Appalling. I would encourage you to read some accounts of the slave trade.
Applicants line up for Foxconn jobs. They're not taken in chains from the countryside.
On behalf of Marshall McLuhan, I will ask you again to consider that uneven paths of development in the world are a result of uneven adoption of communications technologies. The West industrialized before the East because of the phonetic alphabet and the invention of the portable printed book.
Your bleeding-heart remonstrances are wasted on tectonic shifts in global economic co-evolution.
So the fact that very poor people from rural areas China stand in line to work in factories in urban China mean that they have true economic and political freedom? It's like poor southern slaves standing in line at the neighboring plantation because that plantation will beat them slightly less or give them a little extra food at the end of the day. The poor chinese worker cant freely leave china and regardless where they work they are kept poor and powerless under a corrupt government/corporate infrastructure. The fact is that their working conditions are indeed slave-like and regardless of where these poor people work in china they still are far from being free. Where and how a product is made (and by who) is probably more important than where it was designed.

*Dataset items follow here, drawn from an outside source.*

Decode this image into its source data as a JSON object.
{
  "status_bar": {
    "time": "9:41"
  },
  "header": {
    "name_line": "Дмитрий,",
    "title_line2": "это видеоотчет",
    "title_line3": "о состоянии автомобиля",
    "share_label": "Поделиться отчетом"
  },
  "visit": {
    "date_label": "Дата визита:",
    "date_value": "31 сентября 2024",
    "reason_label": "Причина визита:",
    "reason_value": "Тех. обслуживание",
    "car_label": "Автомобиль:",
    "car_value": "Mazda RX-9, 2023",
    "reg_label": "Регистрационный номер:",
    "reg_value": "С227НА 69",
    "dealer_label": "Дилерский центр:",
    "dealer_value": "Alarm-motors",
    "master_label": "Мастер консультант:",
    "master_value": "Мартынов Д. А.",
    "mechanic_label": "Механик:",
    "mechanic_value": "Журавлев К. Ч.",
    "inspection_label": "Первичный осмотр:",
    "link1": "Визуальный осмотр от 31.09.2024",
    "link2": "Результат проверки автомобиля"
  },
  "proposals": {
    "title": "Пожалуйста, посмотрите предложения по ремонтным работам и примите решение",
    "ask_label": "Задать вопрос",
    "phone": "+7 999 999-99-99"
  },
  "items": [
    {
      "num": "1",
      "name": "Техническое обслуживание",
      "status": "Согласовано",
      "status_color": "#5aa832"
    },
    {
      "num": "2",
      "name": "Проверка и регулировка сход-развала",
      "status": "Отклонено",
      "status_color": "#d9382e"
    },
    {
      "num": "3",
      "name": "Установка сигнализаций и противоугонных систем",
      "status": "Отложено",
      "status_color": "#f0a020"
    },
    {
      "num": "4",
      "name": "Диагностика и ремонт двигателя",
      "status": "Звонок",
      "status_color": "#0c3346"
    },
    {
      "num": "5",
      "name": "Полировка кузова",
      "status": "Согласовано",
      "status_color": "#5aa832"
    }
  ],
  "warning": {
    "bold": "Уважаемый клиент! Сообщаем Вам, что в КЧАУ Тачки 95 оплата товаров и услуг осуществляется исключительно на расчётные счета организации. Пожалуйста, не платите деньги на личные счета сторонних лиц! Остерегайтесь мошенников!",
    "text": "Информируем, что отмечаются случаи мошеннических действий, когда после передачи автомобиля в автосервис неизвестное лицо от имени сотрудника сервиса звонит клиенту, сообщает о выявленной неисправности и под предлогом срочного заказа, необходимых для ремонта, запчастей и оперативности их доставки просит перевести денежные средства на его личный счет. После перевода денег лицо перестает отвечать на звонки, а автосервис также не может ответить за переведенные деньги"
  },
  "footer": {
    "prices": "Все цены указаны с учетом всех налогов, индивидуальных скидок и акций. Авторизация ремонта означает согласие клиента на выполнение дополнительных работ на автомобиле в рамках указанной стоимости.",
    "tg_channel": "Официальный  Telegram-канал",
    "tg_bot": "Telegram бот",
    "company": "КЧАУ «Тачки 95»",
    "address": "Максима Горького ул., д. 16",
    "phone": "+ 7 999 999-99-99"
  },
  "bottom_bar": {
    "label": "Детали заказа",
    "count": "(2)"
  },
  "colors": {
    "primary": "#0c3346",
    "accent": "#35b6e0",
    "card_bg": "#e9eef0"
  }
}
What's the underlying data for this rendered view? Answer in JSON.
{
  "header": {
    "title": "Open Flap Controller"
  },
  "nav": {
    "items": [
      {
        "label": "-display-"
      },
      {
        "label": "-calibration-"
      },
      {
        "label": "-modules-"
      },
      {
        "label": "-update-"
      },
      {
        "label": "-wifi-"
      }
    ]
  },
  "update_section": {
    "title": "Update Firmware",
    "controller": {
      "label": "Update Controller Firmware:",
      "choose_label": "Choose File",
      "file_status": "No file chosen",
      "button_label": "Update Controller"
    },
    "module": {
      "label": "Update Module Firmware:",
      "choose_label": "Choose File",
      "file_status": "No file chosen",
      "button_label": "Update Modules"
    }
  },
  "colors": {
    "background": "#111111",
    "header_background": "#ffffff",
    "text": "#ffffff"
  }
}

When it comes to Mcluhan, his focus that it was the 'method' in which people communicate and entertain themselves was more influential on the masses in general than the actual 'content' of the communication or entertainment. So that the actual act of reading (long form books) changes a person's neurology more than the actual content on the printed page. A 'reading brain' is a more contemplative one and more capable of complex thoughts which eventually led to the rise of Western Culture and modern-day science. On the other hand, Mcluhan clearly pointed out that TV and mass-media were going to re-tribalize human society and make them less individualistic, less intelligent and more prone to group-think.